Dentro do paradigma acima, chamamos isto de eficiência, sentimo-nos orgulhosos, produtivos, que estamos andando diversas “casas” no jogo de tabuleiro da vida.
Quando jogamos bem, independente de estarmos vivendo no modo trabalho, mesmo enquanto desfrutamos de momentos lúdicos em lugares paradisíacos, acreditamos estar cumprindo o dever para conosco mesmos. A compulsão de realização (vencer) passa a ser uma espécie de patrão severo ao qual nos sujeitamos.
O sujeito exacerbadamente realizador acredita ser livre, quando, na verdade, é um escravo explorando-se voluntariamente. Sim, “seja dono de si mesmo”.
Obviamente, nem todos estão fazendo estas escolhas por “si mesmos” (ainda que alienados) e a pandemia colocou muitos neste imbróglio contra sua vontade. Se você é ou tem proximidade com alguém que trabalha como professor, sabe o que isto significa.
Sem contar a mais cruel ainda auto-exploração, supostamente vendida como oportunidade de empreendedorismo, observada na massa de pessoas que não tiveram escolhas diante da crise a não ser se encaminhar para o trabalho informal, sem direitos e com remuneração muitas vezes absurda, diante do lucro real destas empresas.
O resultado: exaustão.
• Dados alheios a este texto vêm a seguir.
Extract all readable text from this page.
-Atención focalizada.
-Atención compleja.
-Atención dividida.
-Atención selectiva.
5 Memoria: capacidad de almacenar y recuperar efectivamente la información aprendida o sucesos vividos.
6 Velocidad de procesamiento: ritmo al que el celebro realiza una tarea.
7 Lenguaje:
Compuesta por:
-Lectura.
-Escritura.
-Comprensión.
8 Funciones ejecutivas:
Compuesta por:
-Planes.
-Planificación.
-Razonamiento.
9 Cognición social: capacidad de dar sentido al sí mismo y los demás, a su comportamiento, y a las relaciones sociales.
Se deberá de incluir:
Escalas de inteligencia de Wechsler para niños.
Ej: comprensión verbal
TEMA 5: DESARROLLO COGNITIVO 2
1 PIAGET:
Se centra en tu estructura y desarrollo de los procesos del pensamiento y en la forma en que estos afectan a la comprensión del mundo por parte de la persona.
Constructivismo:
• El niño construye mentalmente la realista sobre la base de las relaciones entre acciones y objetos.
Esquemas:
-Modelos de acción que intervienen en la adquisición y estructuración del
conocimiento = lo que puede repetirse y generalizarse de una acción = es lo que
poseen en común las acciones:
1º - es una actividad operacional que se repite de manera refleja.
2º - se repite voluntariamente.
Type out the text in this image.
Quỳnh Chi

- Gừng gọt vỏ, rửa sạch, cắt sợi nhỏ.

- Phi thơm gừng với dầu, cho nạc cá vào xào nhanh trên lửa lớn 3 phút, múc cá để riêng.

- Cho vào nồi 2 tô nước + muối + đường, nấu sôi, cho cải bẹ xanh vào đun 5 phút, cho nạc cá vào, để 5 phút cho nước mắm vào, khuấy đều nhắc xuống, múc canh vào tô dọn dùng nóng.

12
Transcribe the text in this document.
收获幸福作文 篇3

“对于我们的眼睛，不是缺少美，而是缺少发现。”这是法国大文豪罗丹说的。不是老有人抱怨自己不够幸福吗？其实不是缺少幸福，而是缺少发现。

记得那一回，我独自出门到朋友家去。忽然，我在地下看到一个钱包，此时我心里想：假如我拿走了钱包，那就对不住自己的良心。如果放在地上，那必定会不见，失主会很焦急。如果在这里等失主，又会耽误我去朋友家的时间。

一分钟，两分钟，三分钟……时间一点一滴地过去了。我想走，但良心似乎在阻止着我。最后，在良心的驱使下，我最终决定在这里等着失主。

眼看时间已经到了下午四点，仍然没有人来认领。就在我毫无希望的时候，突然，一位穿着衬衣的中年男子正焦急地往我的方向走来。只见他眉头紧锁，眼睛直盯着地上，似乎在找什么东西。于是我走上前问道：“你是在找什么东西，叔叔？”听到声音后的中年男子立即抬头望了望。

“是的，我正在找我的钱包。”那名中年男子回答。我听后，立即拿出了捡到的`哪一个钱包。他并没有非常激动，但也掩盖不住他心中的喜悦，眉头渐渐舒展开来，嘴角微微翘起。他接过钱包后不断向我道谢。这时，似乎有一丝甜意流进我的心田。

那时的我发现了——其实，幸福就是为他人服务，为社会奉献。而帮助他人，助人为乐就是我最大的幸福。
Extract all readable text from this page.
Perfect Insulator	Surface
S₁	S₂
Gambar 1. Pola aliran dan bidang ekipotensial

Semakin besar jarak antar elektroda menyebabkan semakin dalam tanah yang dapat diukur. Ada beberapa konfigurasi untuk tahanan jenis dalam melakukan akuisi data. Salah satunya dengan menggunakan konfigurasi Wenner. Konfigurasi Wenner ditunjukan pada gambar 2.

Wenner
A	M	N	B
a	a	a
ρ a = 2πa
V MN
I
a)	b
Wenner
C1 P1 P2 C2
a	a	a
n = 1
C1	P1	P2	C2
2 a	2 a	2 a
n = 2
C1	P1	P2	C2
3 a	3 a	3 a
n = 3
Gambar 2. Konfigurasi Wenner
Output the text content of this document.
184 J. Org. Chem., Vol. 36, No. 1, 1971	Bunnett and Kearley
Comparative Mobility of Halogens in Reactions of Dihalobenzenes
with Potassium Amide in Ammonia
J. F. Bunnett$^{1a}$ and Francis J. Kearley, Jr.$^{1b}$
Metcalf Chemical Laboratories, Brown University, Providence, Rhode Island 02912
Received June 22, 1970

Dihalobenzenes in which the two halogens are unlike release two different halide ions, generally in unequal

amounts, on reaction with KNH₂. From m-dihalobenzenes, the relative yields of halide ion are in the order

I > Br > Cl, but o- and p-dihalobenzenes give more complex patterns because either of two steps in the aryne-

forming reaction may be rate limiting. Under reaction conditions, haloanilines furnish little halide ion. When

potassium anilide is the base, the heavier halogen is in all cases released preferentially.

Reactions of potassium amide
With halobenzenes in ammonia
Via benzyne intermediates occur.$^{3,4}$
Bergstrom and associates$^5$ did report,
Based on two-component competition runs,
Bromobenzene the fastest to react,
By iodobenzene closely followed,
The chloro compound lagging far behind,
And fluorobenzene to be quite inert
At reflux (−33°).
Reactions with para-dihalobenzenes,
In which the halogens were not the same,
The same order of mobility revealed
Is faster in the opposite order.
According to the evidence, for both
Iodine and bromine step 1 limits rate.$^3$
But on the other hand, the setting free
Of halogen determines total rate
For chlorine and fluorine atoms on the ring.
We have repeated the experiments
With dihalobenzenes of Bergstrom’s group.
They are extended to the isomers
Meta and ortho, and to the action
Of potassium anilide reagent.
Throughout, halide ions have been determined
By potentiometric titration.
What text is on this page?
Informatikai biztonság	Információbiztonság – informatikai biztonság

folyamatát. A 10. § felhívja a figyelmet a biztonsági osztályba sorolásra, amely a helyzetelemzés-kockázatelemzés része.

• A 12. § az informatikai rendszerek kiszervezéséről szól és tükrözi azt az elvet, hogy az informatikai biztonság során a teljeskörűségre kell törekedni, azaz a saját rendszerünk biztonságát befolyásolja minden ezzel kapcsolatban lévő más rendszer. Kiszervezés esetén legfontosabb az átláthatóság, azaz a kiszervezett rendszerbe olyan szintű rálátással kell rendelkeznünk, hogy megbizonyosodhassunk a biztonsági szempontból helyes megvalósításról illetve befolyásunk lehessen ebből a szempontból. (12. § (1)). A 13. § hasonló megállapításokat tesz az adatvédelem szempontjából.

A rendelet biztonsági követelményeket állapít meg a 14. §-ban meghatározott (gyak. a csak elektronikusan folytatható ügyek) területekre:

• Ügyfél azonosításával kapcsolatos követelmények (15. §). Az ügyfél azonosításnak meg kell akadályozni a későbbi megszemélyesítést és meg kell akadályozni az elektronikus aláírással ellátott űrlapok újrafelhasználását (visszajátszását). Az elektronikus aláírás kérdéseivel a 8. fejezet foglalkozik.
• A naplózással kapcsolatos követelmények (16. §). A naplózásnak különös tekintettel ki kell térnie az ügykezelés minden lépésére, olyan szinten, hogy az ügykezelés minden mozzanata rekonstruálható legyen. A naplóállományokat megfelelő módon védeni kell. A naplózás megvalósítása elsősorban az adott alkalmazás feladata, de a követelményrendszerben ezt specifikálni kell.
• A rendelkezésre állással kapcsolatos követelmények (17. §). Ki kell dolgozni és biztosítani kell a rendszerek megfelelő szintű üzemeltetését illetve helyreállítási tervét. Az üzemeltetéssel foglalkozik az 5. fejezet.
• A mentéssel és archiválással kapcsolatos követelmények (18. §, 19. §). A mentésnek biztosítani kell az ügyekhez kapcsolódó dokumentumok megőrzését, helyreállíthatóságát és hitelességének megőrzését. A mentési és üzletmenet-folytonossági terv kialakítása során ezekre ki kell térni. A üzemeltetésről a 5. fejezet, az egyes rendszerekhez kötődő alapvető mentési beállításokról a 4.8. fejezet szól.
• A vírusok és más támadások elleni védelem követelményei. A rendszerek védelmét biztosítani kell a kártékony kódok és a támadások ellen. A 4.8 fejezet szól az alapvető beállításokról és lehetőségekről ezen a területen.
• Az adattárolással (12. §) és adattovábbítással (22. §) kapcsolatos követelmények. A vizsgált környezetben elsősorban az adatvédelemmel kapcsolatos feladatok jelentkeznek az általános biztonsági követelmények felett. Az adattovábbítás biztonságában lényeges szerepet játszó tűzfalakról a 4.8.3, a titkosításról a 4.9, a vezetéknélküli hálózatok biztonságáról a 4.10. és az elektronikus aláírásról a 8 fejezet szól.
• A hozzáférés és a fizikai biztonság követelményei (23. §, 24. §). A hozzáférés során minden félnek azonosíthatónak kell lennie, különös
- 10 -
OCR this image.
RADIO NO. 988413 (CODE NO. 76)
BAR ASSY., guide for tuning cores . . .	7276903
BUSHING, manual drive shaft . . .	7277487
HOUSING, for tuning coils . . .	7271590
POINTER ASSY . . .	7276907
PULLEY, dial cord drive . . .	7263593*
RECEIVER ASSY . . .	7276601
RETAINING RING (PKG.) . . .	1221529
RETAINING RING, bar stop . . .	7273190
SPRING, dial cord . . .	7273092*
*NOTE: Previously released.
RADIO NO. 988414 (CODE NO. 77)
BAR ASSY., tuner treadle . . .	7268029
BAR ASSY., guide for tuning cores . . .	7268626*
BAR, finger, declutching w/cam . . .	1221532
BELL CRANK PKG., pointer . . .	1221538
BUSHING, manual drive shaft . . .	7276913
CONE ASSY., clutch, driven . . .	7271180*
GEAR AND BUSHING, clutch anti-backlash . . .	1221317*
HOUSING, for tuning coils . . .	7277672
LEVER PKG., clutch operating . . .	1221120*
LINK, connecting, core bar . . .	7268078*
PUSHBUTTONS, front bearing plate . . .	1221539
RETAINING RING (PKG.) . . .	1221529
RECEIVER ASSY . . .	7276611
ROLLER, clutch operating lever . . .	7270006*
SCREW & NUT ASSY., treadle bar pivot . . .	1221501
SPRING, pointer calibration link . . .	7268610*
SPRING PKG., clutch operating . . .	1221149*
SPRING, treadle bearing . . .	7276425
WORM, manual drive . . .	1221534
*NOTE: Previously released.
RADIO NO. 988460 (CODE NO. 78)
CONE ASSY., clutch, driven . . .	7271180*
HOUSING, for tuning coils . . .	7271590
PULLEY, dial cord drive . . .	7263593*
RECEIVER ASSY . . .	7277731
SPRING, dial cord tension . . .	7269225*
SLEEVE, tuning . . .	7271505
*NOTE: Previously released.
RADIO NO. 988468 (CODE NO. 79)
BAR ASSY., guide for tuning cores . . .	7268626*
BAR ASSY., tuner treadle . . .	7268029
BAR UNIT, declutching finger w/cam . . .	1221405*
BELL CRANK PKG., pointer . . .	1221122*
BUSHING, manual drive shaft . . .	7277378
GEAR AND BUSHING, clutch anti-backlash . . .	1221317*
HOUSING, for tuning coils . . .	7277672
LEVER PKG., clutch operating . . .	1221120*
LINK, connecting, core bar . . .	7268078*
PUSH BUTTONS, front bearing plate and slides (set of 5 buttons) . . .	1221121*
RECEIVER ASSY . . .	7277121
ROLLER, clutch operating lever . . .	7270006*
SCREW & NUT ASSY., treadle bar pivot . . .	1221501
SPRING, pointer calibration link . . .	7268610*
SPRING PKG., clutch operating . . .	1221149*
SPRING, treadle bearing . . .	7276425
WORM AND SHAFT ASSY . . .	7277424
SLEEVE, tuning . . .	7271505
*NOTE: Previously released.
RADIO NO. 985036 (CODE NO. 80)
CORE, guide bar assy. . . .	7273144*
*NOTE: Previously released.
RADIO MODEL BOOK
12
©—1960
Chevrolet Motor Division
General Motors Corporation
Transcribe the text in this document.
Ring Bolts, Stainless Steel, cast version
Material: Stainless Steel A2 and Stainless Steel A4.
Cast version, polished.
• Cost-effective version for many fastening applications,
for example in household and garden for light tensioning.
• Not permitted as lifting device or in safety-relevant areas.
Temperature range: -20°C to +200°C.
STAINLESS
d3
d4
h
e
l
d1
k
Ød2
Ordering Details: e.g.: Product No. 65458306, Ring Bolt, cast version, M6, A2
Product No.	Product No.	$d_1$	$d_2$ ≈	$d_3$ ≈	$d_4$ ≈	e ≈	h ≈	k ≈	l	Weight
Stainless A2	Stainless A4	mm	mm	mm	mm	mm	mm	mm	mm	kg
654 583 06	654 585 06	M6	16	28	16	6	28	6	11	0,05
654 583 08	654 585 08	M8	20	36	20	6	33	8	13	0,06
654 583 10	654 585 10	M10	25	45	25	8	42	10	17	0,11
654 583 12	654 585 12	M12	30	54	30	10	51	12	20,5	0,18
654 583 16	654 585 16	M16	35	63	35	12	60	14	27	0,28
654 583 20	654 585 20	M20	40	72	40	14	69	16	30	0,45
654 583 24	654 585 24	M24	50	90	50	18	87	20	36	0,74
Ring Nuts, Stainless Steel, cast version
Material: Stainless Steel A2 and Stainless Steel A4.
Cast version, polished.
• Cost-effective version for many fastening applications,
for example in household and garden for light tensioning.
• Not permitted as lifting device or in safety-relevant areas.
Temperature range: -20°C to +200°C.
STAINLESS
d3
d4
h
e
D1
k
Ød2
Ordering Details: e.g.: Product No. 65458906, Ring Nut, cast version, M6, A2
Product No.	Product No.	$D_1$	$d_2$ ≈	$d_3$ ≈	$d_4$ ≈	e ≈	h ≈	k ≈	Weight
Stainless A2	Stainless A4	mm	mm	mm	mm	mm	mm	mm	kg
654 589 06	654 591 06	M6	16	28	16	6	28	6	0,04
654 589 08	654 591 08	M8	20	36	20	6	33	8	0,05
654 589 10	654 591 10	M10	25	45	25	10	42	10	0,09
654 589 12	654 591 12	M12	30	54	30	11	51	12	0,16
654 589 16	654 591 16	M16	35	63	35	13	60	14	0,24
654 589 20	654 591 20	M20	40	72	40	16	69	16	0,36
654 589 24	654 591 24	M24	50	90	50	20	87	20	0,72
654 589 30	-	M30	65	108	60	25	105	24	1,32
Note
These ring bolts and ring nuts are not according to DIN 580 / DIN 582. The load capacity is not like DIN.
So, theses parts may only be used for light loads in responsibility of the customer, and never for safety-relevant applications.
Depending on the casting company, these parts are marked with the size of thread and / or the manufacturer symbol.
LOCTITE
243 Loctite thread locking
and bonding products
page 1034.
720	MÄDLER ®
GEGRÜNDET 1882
Para além da real ameaça a nossas vidas (pandemia), acabamos por nos sentirmos exauridos. Horas e horas diante de uma tela brilhante, desdobrando-nos em diversas responsabilidades.
Talvez, diante da triste e tão forte presença da finitude gerada por um momento como o nosso, devêssemos, quando possível, claro, revermos e reformularmos algumas de nossas crenças e comportamentos. O que, de fato, é importante, essencial? Como estamos vivendo nossas vidas? Onde queremos realmente chegar com tanto esforço e sacrifício?
Não se trata de demonizar qualquer um dos comportamentos e escolhas acima, mas de nos colocarmos a pensar sobre estas.
Leitura recomendada: Além do já citado, indico também, do mesmo autor, A sociedade do cansaço (editora vozes).